Two weeks after Christmas we still have leftover Comté. Unbelievable but true. Because the doorstopper-sized hunk of 40 month cheese turned out to be terribly disappointing. It seems that age has just made it super salty instead of intensely umamilicious. It could be because I bought it from a new fromager who, erm, specialises in goat cheeses. So this monstrous chunk sat in the fridge, together with its soft brethren Brie which was even more of a lost cause, on the top shelf where I can see it as soon as I open the door, sending out waves of hope and expectancy. It was OK melted on top of some bruschetta, but we are on a post-holiday bread embargo. My usual way of eating Comté- like munching it on its own, in between meals and especially when watching television- is out of the question now.
But one day I had a brainwave. How about pairing it with dried apricots, a whole kilogram of which I had procured at the organic market at Raspail? The apricots are gorgeousness personified in their deep jewel-brown tones untainted by artificial orange colourings, and super-delicious, all sweet, meaty and warm, like the sun. I chopped up some, and tasted. Bham! A pairing made in heaven, they are so perfectly matched. The sweet playing off the salty, the full bodied fruit making up for lack of it in the cheese, finishing with a pleasantly gritty salt crunch. Not the most novel pairing, but I've never had it so in sync. No wonder then that Mimi was waiting by my side, hoping for some cheese to fall off by accident.
Donc, quoi de neuf? What else is new? Not much. We're still feeling very full from all that eating in December. All that crabs, the multiple forays to Nasi Kandar Pelita (KL) for roti canai, the double bowls of beehoon-pok at Lai Heng and that blowout on Christmas Day has taken its toll. The only remedy is healthier eating which means more soups and vegetables, and less of the féculants (French for starch, doesn't it sound so very bad?) and deep fried anything.
It started with the Salade Toute Orange at Delicabar in Bon Marché, which every other table was also ordering. Served in a deep orange plastic bowl, the salad mixes clementines, shards of carrots, boiled lentils and emmenthal cheese, the whole pile topped off with an orangey nutty dressing that could well have contained more emmenthal. Delicious and a perfect antidote to a Figue Farcie au Foie Gras, which is a whole poached fig stuffed with creamy foie gras mixture, available in the food hall downstairs at only 2.50 euros a pop, crazy!
It means sushi instead of steak frites. I get my sushi fix at one of the not-so-few tiny joints in the 16th arrondissement. It is hard to get reservations, and the chef prefers if you order takeaways instead.

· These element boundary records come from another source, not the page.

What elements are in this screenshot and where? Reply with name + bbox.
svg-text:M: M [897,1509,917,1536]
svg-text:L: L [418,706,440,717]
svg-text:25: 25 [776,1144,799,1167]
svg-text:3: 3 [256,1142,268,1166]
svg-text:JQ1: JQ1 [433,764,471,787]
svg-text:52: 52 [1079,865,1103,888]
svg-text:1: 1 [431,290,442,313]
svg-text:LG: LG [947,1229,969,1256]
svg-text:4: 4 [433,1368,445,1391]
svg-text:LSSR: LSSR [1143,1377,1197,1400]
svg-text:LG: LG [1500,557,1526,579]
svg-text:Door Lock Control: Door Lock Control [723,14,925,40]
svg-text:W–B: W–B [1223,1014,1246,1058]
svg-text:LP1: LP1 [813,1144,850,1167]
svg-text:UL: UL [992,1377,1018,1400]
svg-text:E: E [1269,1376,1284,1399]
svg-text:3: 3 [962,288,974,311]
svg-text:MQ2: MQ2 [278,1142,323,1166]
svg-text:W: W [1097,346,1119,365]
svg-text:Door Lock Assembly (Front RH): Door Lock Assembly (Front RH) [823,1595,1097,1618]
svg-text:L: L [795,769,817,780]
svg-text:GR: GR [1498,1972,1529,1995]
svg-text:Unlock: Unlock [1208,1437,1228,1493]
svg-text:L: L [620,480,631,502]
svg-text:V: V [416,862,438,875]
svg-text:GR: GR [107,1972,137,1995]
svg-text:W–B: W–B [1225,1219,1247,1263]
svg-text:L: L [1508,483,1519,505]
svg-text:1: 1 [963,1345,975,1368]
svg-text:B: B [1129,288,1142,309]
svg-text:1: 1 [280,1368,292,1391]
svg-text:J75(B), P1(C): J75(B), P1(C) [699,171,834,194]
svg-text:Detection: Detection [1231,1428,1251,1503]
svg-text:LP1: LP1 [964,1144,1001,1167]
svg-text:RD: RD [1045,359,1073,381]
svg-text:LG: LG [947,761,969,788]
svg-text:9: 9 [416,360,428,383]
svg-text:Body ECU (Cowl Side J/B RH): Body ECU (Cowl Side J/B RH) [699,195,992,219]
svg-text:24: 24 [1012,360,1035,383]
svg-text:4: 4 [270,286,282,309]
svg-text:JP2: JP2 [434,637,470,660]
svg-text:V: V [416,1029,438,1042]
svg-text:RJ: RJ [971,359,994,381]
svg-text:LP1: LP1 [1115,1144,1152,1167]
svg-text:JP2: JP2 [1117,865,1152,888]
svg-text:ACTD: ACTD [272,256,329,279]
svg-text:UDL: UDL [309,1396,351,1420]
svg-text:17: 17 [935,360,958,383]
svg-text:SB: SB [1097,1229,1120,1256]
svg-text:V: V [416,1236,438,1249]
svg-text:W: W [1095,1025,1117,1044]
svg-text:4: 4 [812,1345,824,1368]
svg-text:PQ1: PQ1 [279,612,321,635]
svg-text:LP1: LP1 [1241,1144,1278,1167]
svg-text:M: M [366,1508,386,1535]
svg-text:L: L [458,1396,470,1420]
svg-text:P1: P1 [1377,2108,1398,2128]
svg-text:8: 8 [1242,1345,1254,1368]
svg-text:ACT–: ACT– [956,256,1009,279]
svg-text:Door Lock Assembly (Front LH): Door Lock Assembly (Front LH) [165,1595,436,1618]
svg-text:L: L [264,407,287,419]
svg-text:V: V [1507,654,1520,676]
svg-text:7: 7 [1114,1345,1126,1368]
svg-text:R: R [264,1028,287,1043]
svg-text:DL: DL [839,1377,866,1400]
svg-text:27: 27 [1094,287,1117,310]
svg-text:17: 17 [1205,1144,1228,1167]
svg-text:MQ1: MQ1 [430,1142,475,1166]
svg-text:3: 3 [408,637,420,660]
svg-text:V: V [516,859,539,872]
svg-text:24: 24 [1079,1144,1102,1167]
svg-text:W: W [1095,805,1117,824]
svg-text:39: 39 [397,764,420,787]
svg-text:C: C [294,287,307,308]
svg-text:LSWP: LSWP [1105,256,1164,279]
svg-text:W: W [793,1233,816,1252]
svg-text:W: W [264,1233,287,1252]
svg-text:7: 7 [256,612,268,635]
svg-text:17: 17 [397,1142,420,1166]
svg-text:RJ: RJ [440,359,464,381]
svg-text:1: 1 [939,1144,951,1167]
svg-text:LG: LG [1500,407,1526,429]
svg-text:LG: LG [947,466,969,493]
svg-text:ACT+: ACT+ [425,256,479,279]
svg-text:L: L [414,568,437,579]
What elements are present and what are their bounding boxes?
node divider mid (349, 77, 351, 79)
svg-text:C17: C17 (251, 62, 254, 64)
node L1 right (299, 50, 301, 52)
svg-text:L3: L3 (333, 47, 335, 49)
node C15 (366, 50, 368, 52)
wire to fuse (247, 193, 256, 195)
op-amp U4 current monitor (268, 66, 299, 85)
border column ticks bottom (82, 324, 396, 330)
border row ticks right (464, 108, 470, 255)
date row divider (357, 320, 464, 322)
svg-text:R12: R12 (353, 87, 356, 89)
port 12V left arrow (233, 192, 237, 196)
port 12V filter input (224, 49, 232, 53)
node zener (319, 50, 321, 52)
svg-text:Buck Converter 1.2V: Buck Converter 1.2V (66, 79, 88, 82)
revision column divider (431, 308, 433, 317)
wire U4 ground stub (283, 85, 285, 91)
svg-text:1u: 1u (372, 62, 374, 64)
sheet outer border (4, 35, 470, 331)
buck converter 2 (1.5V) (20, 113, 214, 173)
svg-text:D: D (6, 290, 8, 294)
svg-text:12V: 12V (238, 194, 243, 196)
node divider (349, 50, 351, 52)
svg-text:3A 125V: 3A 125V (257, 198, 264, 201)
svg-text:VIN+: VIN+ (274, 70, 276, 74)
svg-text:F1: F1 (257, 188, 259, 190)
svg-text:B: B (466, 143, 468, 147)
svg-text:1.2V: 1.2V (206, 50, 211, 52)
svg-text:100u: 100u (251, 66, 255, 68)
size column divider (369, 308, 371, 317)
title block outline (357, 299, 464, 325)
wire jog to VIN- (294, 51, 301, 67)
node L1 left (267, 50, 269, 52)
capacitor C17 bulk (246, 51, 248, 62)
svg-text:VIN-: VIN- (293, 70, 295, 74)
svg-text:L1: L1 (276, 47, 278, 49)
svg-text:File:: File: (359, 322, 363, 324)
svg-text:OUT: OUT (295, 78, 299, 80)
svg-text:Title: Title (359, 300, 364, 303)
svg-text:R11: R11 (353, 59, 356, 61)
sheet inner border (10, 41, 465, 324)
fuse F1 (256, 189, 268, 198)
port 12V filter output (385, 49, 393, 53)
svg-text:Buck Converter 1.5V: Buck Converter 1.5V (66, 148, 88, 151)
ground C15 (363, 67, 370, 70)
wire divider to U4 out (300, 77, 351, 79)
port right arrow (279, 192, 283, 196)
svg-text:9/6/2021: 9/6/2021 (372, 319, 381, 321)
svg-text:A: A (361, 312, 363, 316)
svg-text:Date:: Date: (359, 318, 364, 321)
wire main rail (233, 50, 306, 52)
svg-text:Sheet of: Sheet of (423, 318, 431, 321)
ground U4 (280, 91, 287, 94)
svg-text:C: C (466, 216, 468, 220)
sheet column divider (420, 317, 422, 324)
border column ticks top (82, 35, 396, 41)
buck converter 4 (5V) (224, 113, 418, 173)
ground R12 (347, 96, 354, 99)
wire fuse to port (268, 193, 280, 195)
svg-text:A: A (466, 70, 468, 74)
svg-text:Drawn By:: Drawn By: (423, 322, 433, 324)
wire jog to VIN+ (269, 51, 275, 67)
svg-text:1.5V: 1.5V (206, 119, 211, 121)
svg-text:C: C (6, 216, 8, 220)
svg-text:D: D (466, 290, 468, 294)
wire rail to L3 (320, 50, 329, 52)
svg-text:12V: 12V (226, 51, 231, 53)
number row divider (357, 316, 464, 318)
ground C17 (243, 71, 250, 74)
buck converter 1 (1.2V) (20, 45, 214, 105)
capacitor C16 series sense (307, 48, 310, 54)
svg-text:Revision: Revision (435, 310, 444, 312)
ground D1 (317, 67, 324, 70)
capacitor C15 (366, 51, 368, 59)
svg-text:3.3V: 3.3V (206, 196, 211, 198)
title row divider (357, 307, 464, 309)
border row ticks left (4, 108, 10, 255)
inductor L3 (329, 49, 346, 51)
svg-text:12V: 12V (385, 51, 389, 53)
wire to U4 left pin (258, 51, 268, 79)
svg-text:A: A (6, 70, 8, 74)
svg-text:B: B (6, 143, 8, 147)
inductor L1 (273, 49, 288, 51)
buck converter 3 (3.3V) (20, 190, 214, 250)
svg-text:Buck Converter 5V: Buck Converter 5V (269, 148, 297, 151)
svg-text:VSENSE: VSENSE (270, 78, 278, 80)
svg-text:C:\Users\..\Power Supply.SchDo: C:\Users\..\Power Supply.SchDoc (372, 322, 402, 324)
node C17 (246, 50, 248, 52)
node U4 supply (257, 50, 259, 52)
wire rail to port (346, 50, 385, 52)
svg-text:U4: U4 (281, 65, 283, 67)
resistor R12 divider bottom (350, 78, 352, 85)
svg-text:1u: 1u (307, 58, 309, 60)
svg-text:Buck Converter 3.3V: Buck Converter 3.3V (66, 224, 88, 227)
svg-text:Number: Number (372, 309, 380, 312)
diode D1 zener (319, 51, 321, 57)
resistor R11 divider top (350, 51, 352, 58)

He is not very friendly and his waitress even more unhelpful. Yesterday she proposed something off-menu to some other regulars, but when I asked her about the day's specials, she pointed me to the stupid carte of which I can recite by now. But my French is not good enough, and my Japanese negligible, so I resigned myself to some nigiri sushi. Just she wait, I'm coming back every week (my French conversation teachers- they both take turns to host classes- live in the very neighbourhood) and I will impress her with my immense greed. One day I might even work up the nerves to order a whole bowl of spicy tuna don, easily the most popular item on the menu for their French customers but quite incomprehensible to me.
Next week of course, the sales start. Running for six weeks from 9 January, discounts can go as deep as 70%. V needs more stockings, husband some warm housepants which is quite difficult to find because the French of course don't wear elasticated anything at home. I also have to polish up my miserable French in order to sit for the placement exam in my soon-to-be French school, don't want to be placed in a junior class by now do we? Excuse me while I go stroke my electronic Larousse and have yourselves a Très Bon Weekend.